Kickstart your transition from SQL analytic and window functions to Neo4j

Published in

Neo4j Developer Blog

9 min readSep 21, 2020

Before I started working with graph databases, I worked with relational databases using the SQL query language for years. As a data scientist, analytic functions, sometimes known as window functions, are a regular part of my SQL data wrangling tool kit.

With SQL analytic functions, I can run a calculation for each row in a table and have the calculation include values from other rows within a window before and after the row in question. Analyzing a row of data in relationship to its neighbors often provides useful insights.
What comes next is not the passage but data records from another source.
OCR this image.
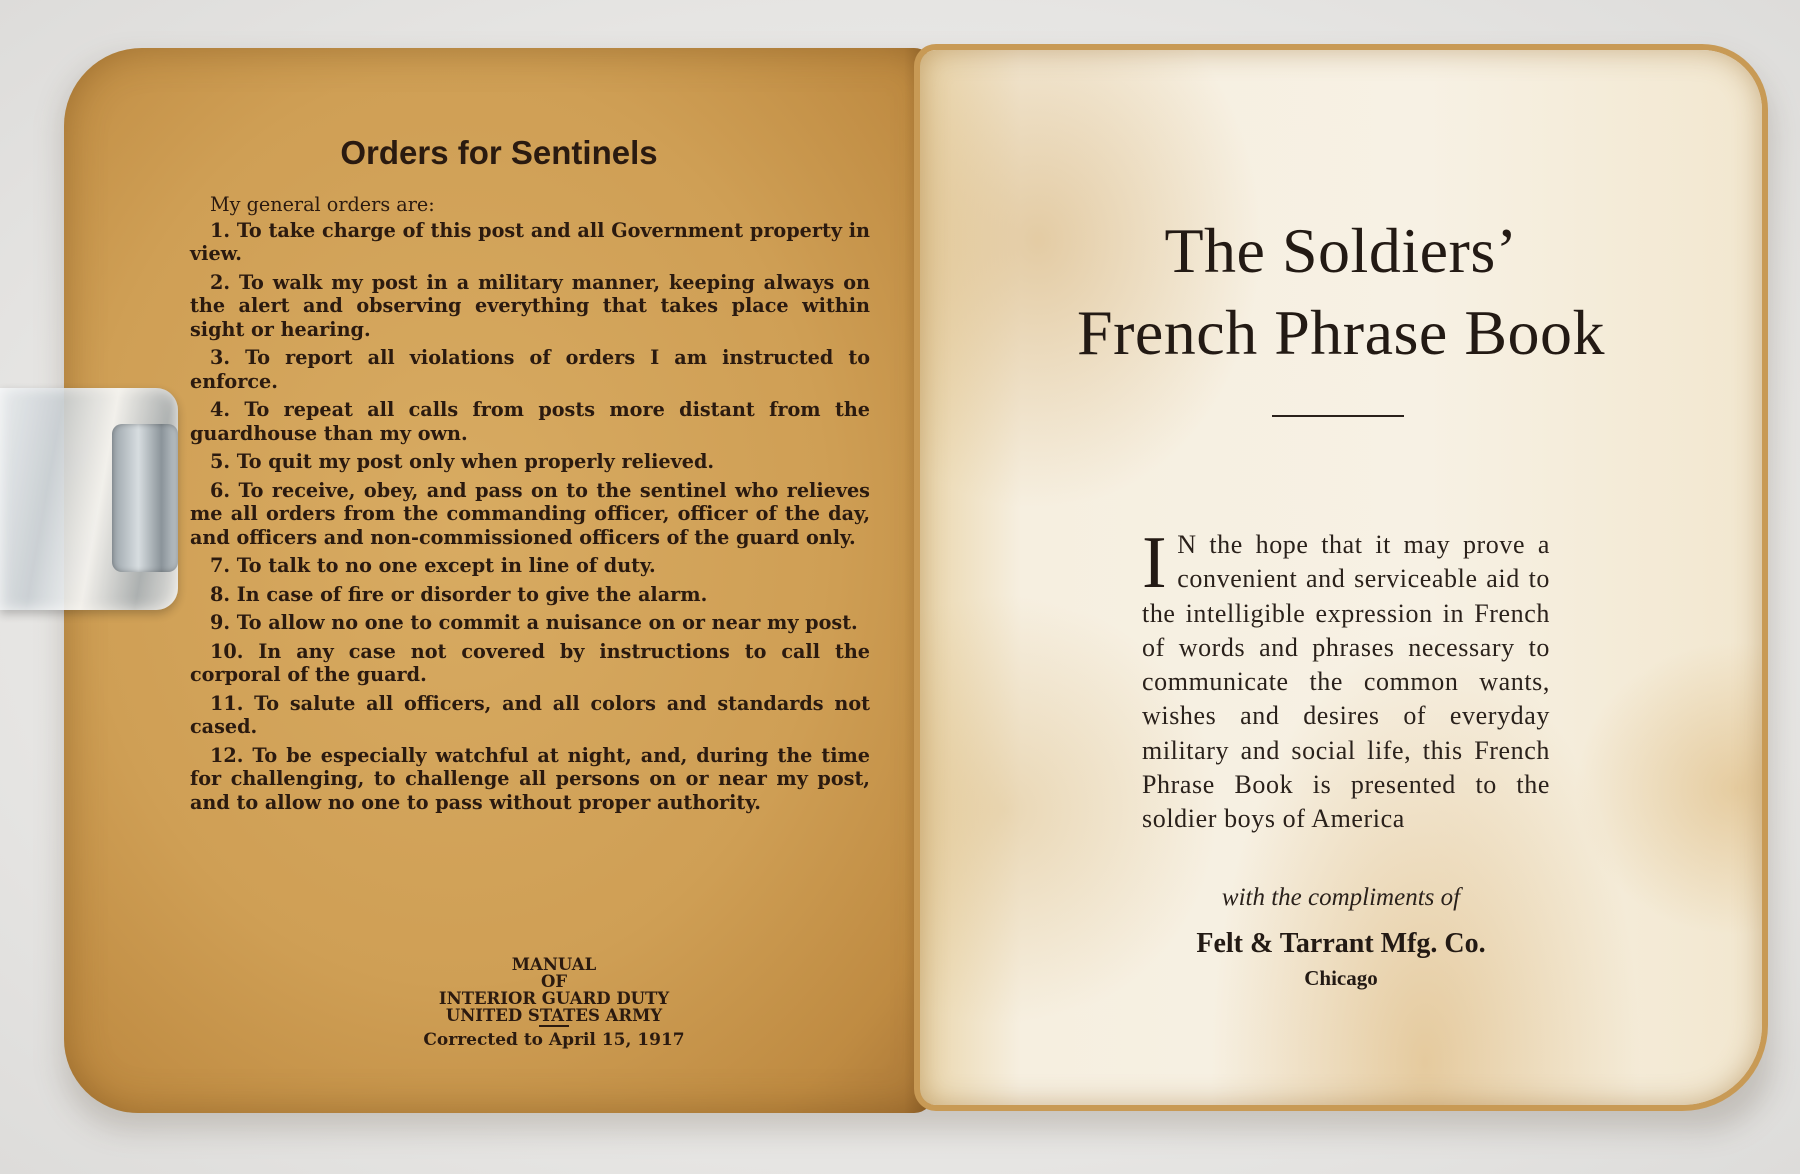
Orders for Sentinels
My general orders are:
1. To take charge of this post and all Government property in view.
2. To walk my post in a military manner, keeping always on the alert and observing everything that takes place within sight or hearing.
3. To report all violations of orders I am instructed to enforce.
4. To repeat all calls from posts more distant from the guardhouse than my own.
5. To quit my post only when properly relieved.
6. To receive, obey, and pass on to the sentinel who relieves me all orders from the commanding officer, officer of the day, and officers and non-commissioned officers of the guard only.
7. To talk to no one except in line of duty.
8. In case of fire or disorder to give the alarm.
9. To allow no one to commit a nuisance on or near my post.
10. In any case not covered by instructions to call the corporal of the guard.
11. To salute all officers, and all colors and standards not cased.
12. To be especially watchful at night, and, during the time for challenging, to challenge all persons on or near my post, and to allow no one to pass without proper authority.
MANUAL
OF
INTERIOR GUARD DUTY
UNITED STATES ARMY
Corrected to April 15, 1917
The Soldiers’
French Phrase Book
I N the hope that it may prove a convenient and serviceable aid to the intelligible expression in French of words and phrases necessary to communicate the common wants, wishes and desires of everyday military and social life, this French Phrase Book is presented to the soldier boys of America
with the compliments of
Felt & Tarrant Mfg. Co.
Chicago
I use analytic functions to calculate things like percent of total, change since the previous observation, rank order, and running totals.

These days, much of my work involves graph databases. I’m writing Cypher as often as SQL. Analyzing data points in the context of their neighbors comes naturally in a graph database. I can answer the questions I was investigating with SQL analytic functions using tools from Neo4j’s Cypher query language and the APOC library. In the examples below, we’ll have fun comparing SQL and Cypher using data from the Women’s World Cup.

Key SQL syntax

SQL aggregate functions can use a group by clause to identify the fields that should be used to group the data. You get back one row per unique value in the group by fields.

Sometimes we want to calculate a value that involves multiple rows, but we need to return all the rows that were part of the calculation instead of one row per unique value in a group by clause.

This is where analytic or window functions come in. Different relational database vendors implement these functions slightly differently, but the main ideas are similar. You can use the syntaxover (partition by <field name>) to calculate an aggregation based on the rows that share a common value for the field named in the partition by clause while still returning all of the rows.

Here’s a simple example of what this might look like in SQL.

select order_number, 
line_number, 
price,
sum(price) over (partition by order_number) order_total_price
from order_lines

This query would return

the line number price for each line item on an order, but it would also give us
the sum of the price column for all rows that share the same order_number value as that row.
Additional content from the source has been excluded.